Lettings: Boiling Point
Rents are set to rise again this year in all regions of the UK, in a trend that will continue into 2024. But hard-pressed tenants seem likely to be spared the double-digit rent hikes of 2022.
Aneisha Beveridge, Head of Research at Hamptons says that affordability will put a cap on rents. As a result of such constraints, she is forecasting that the rise in the average UK rent should be limited to 5% this year. Another 5% increase is expected in 2024.
Beveridge comments: “Rents have already gone up sharply - by as much as 19% since January 2020. The monthly average in Great Britain is now £1,200, which represents 44% of the average tenant household’s income, against 39% a decade ago. The extra payments equate to an average of £2,351 a year for those households.”
The tougher environment will mean that landlords and tenants will have to adopt new strategies. Catherine Westerling, Head of Residential Lettings at Hamptons says that landlords may struggle to pass on higher mortgage costs to some tenants.
Indeed, such an exercise could even be counterproductive, as tenants will move to smaller homes to avoid being even more financially stretched. Westerling comments: “Most tenants are responsible: they know what they can afford to pay.”
Westerling predicts that the professionalisation of buy-to-let will gather pace in 2023, with more landlords operating through limited companies. More less experienced landlords could leave the game, unable to make the sums work.
As Beveridge’s research highlights, around half of landlords own their buy-to-let property with a mortgage. Towards the end of 2022, when mortgage rates soared, a landlord coming to the end of a typical two-year fixed rate deal faced 151% increase in repayments, that is an extra £4,500 a year.
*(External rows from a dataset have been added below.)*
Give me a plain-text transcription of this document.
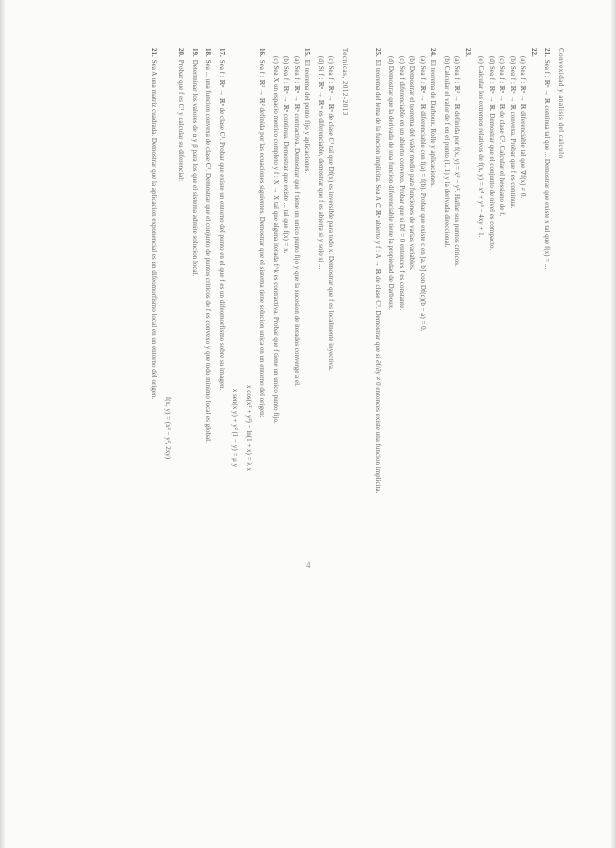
Tecnicas, 2012-2013

(c) Sea f : ℝⁿ → ℝⁿ de clase C¹ tal que Df(x) es inversible para todo x. Demostrar que f es localmente inyectiva.
(d) Si f : ℝⁿ → ℝᵐ es diferenciable, demostrar que f es abierta si y solo si ...

15.El teorema del punto fijo y aplicaciones.
(a) Sea f : ℝⁿ → ℝⁿ contractiva. Demostrar que f tiene un unico punto fijo y que la sucesion de iterados converge a el.
(b) Sea f : ℝⁿ → ℝⁿ continua. Demostrar que existe ... tal que f(x) = x.
(c) Sea X un espacio metrico completo y f : X → X tal que alguna iterada f^k es contractiva. Probar que f tiene un unico punto fijo.

16.Sea f : ℝ² → ℝ² definida por las ecuaciones siguientes. Demostrar que el sistema tiene solucion unica en un entorno del origen:
x cos(x² + y²) − ln(1 + x) = λ x
x sen(x y) + y² (1 − y) = μ y

17.Sea f : ℝⁿ → ℝⁿ de clase C¹. Probar que existe un entorno del punto en el que f es un difeomorfismo sobre su imagen.

18.Sea ... una funcion convexa de clase C². Demostrar que el conjunto de puntos criticos de f es convexo y que todo minimo local es global.

19.Determinar los valores de α y β para los que el sistema admite solucion local.

20.Probar que f es C¹ y calcular su diferencial:
f(x, y) = (x² − y², 2xy)

21.Sea A una matriz cuadrada. Demostrar que la aplicacion exponencial es un difeomorfismo local en un entorno del origen.	Convexidad y analisis del calculo

21.Sea f : ℝⁿ → ℝ continua tal que ... Demostrar que existe x tal que f(x) = ...

22.
(a) Sea f : ℝⁿ → ℝ diferenciable tal que ∇f(x) ≠ 0.
(b) Sea f : ℝⁿ → ℝ convexa. Probar que f es continua.
(c) Sea f : ℝⁿ → ℝ de clase C². Calcular el hessiano de f.
(d) Sea f : ℝⁿ → ℝ. Demostrar que el conjunto de nivel es compacto.
(e) Calcular los extremos relativos de f(x, y) = x⁴ + y⁴ − 4xy + 1.

23.
(a) Sea f : ℝ² → ℝ definida por f(x, y) = x² − y². Hallar sus puntos criticos.
(b) Calcular el valor de f en el punto (1, 1) y la derivada direccional.

24.El teorema de Darboux. Rolle y aplicaciones.
(a) Sea f : ℝⁿ → ℝ diferenciable con f(a) = f(b). Probar que existe c en [a, b] con Df(c)(b − a) = 0.
(b) Demostrar el teorema del valor medio para funciones de varias variables.
(c) Sea f diferenciable en un abierto convexo. Probar que si Df = 0 entonces f es constante.
(d) Demostrar que la derivada de una funcion diferenciable tiene la propiedad de Darboux.

25.El teorema del lema de la funcion implicita. Sea A ⊂ ℝⁿ abierto y f : A → ℝ de clase C¹. Demostrar que si ∂f/∂y ≠ 0 entonces existe una funcion implicita.

4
Rents would be required to rise by 33% to compensate.
But Westerling adds: “The majority of landlords who are in the business for the long-term, and have been through tougher periods before, should ride this one out. They’ve likely already accumulated an equity buffer to see them through.”
Hamptons research shows that rents rose in all regions in 2022, as a consequence of a decline in the number of properties to let which was 47% lower in October than in the same month of 2019.
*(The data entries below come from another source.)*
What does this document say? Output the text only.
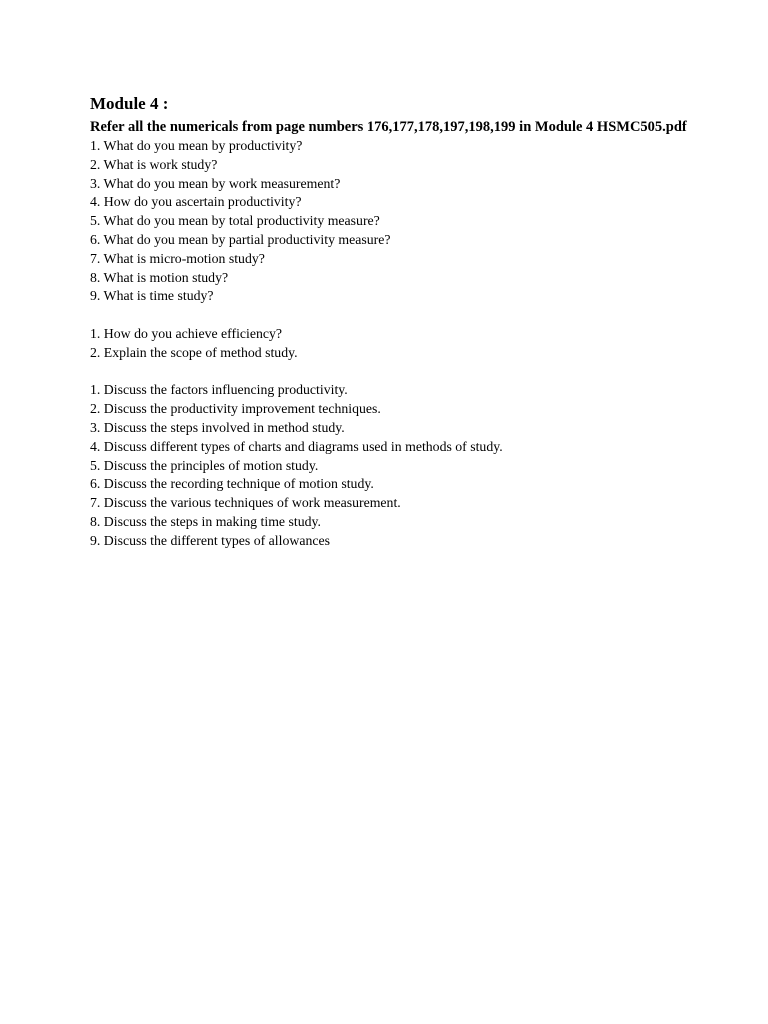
Module 4 :
Refer all the numericals from page numbers 176,177,178,197,198,199 in Module 4 HSMC505.pdf
1. What do you mean by productivity?
2. What is work study?
3. What do you mean by work measurement?
4. How do you ascertain productivity?
5. What do you mean by total productivity measure?
6. What do you mean by partial productivity measure?
7. What is micro-motion study?
8. What is motion study?
9. What is time study?
1. How do you achieve efficiency?
2. Explain the scope of method study.
1. Discuss the factors influencing productivity.
2. Discuss the productivity improvement techniques.
3. Discuss the steps involved in method study.
4. Discuss different types of charts and diagrams used in methods of study.
5. Discuss the principles of motion study.
6. Discuss the recording technique of motion study.
7. Discuss the various techniques of work measurement.
8. Discuss the steps in making time study.
9. Discuss the different types of allowances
Thanks to the surge in mortgage rates, it is now cheaper to rent than buy, as Westerling points out. This may be an opportunity for landlords. She says: “The weakness in house price could mean that 2023 is a good time to add to portfolios. Although investors will likely need to put down a bigger deposit than before.”
Inner London led the league with a leap of 27% in the average rent, as corporate and international students made their post-Covid return, boosting the areas delayed recovery. Rents in the London suburbs and commuter towns jumped by 11% and 7.5% respectively.
Beveridge expects that the cost of living squeeze and higher mortgage rates will support demand for homes to let. First-time buyers will find it even more difficult to accumulate the cash for a deposit, and so will stay in the rental sector for longer.